SU‐FF‐J‐75: Geometric Calibration of An Extended View C‐Arm Platform for Cone‐Beam CT

Purpose: A mobile C‐arm with a versatile detector mount (providing extended field‐of‐view) has been developed for multi‐mode fluoroscopy and cone‐beam CT image‐guidance of surgical procedures. Geometric calibration estimating a set of parameters that fully describe the geometry of the systems is essential for the accurate image reconstruction and precise surgical guidance. We have developed a general analytic method to calibrate this system. Method and Materials: The platform for the extended view C‐arm for Cone‐beam CT is a Siemens PowerMobil. Field of view can be extended originally from 18×24 to 18×40 cm² with the computer controlled linear guide system attached to the arm to displace the position of the imaging detector. It allows imaging objects such as pelvis of patients on C‐arm. The calibration phantom, modified to fit in the field of view, consists of 16 ball bearings precisely located in two circular trajectories in a cylindrical plastic phantom. All the geometric parameters including source position, and detector position and rotation with respect to gantry angle are found at various detector shifts. The calibration algorithm previously developed and verified at the cone‐beam CT systems on optical bench and clinical linear accelerator was applied.
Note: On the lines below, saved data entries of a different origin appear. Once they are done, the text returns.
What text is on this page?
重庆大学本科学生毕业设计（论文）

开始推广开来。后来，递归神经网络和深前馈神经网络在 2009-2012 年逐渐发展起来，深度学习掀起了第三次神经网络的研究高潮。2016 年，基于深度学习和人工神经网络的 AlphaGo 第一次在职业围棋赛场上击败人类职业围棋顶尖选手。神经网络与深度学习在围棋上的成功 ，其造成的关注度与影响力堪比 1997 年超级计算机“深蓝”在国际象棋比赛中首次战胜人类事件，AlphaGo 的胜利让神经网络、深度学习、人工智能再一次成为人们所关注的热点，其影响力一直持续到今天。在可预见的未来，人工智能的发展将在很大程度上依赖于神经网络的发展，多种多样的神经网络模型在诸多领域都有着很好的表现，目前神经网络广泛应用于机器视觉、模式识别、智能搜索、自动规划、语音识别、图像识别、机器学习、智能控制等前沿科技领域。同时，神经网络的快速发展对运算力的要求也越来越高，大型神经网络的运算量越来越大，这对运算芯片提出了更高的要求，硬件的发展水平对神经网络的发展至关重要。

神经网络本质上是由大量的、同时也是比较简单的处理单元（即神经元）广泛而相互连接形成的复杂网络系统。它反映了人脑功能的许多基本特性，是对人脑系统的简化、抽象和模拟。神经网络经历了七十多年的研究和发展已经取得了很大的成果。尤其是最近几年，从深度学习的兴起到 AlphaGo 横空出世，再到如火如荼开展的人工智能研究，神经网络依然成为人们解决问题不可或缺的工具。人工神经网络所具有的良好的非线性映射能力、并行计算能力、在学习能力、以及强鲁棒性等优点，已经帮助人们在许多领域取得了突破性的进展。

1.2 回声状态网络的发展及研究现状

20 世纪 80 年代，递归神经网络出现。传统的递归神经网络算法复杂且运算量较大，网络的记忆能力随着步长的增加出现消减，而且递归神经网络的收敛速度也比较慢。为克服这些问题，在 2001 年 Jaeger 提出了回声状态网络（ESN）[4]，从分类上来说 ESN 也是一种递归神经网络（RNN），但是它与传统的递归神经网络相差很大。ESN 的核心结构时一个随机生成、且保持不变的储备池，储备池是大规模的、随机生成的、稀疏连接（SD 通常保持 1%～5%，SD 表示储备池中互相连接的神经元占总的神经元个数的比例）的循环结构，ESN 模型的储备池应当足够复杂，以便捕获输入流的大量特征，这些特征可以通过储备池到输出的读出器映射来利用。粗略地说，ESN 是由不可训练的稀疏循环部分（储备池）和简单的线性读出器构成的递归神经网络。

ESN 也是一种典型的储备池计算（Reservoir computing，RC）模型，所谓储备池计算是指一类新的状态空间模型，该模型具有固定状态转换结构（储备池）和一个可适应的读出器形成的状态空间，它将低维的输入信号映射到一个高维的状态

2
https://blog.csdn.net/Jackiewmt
Results: The uncertainty of the calibration algorithm is less than 0.6° (out of plan) and 0.01° (in plan) in detector angles, 0.01mm (normal to the beam direction) and 1.4mm (beam direction) in x‐ray source/detector position. Repeatability of the center of the detector in various gantry angle and detector shift was less than 1 pixel size. Optimal weight of the counter valance for precise motion of the extended view C‐arm was also found using the calibration parameters. Conclusion: Overall, a robust method has been developed for an accurate geometric calibration of systems demonstrating non‐ideal trajectory. This will allow an accurate cone‐beam CT reconstruction and manual/robot‐assisted image guided surgical procedures.